– Беспокоиться? С какой стати я должен был беспокоиться? Я всего лишь разрабатывал самый сложный сюжет, когда-либо будораживший писательское воображение, не говоря уже об изысканном описании бурной любовной сцены, то и дело выходящей за границы…
Фарго перевел дух и мрачно уставился на своего младшего брата.
– Поскольку я не мог подняться на крышу и выяснить, почему ты так и не вернулся после разговора с Лиззи, мне пришлось обратиться за помощью.
– Меня не было лишь несколько часов, – успокоил его Джефф, осторожно отхлебнув из чашки горячего душистого чая «Эрл Грей». – Я бы дал тебе знать, но, как я уже объяснил, мы были очень заняты.
Было уже слишком поздно что-либо скрывать от Хеди Хиггинс и Лео Джонса, которые сидели рядышком на кушетке и уже успели оправиться от первого изумления.
Хеди улыбнулась Рембрандту.
– Вы, Другие, так непохожи на нас, и однако мы чувствуем себя спокойно в вашем обществе, – сказала она.

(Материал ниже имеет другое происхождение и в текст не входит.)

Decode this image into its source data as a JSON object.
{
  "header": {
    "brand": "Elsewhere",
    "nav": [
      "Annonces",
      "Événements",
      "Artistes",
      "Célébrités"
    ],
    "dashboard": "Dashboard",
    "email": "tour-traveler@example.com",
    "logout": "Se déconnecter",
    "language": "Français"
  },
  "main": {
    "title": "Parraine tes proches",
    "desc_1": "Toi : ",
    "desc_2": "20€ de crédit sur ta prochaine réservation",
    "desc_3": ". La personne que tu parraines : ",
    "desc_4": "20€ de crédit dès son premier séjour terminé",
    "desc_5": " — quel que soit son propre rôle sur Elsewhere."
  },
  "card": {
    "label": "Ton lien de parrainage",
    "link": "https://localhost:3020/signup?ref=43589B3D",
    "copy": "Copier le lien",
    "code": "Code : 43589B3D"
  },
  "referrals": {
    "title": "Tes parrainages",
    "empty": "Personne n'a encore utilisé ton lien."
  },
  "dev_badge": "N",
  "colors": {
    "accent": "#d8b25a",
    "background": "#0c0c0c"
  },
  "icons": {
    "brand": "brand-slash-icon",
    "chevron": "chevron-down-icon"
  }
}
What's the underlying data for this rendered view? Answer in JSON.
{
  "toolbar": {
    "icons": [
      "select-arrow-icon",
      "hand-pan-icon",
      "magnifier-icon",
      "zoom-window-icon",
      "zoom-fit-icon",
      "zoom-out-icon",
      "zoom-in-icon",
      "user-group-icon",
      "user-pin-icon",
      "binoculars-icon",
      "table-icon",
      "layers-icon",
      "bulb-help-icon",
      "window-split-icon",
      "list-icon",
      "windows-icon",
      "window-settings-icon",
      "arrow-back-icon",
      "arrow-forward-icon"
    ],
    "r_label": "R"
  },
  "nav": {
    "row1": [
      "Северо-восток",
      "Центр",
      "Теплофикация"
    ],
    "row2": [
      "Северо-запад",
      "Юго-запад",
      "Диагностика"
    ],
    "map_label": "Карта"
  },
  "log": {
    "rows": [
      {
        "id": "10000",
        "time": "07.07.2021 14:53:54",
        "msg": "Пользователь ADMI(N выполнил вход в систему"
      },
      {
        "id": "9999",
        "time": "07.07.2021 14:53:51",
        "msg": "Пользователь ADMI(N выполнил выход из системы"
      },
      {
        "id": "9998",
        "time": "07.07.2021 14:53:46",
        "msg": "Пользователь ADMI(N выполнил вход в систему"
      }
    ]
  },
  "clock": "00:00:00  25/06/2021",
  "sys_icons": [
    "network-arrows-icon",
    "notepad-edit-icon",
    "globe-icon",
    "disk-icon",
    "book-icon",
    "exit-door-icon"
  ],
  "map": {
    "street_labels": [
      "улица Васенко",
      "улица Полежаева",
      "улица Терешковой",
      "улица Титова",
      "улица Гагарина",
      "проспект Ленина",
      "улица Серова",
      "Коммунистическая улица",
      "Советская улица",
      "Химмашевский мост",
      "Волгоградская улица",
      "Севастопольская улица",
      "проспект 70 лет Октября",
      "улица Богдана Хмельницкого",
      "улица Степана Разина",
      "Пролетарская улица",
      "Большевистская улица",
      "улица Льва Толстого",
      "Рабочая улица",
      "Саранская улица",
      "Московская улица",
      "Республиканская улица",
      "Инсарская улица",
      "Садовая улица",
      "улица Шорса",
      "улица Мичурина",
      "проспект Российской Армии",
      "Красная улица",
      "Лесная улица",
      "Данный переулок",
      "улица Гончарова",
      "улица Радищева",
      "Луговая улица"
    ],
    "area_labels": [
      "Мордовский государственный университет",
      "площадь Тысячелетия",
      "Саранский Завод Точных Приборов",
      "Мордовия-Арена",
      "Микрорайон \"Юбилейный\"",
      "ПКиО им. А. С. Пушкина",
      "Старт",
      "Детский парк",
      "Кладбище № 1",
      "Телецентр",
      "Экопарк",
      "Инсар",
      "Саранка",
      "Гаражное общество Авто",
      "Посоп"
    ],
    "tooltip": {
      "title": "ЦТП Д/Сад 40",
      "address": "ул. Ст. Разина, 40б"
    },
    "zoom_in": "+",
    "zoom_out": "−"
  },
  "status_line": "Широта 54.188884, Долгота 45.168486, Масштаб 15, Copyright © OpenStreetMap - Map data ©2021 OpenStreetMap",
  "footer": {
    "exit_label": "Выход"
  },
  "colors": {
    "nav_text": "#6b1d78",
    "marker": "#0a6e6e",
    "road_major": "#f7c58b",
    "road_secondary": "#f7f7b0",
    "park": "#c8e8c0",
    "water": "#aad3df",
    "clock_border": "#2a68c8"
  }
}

– Это товарищество по разуму, мисс Хиггинс, – произнес Рембрандт на Универсальном Земном языке с сильным манхэттенским акцентом (он прошел ускоренный курс обучения на джемианском корабле, но на его произношении сказывалось влияние Лиззи.) – Я готов признать, что такое товарищество образуется проще и быстрее, если разные виды обладают двусторонней симметрией тела, ходят на двух ногах и дышат одинаковым воздухом, – Рембрандт улыбнулся и добавил: – Я поражен красотой Земли и разнообразием культур вашей цивилизации.
– Если вам понравился видеокуб, который вы посмотрели, то вам должна понравиться и наша музыка, – сказал Лео. – Я только что узнал, что Хеди поет в хоре, и собираюсь присоединиться к ней.
– У Лео чудесный баритон, – заметила Хеди. Они улыбнулись и придвинулись друг к другу. Было очевидно, что несмотря на всю необычность обстановки, Лео и Хеди сейчас гораздо больше увлечены друг другом, чем окружающими.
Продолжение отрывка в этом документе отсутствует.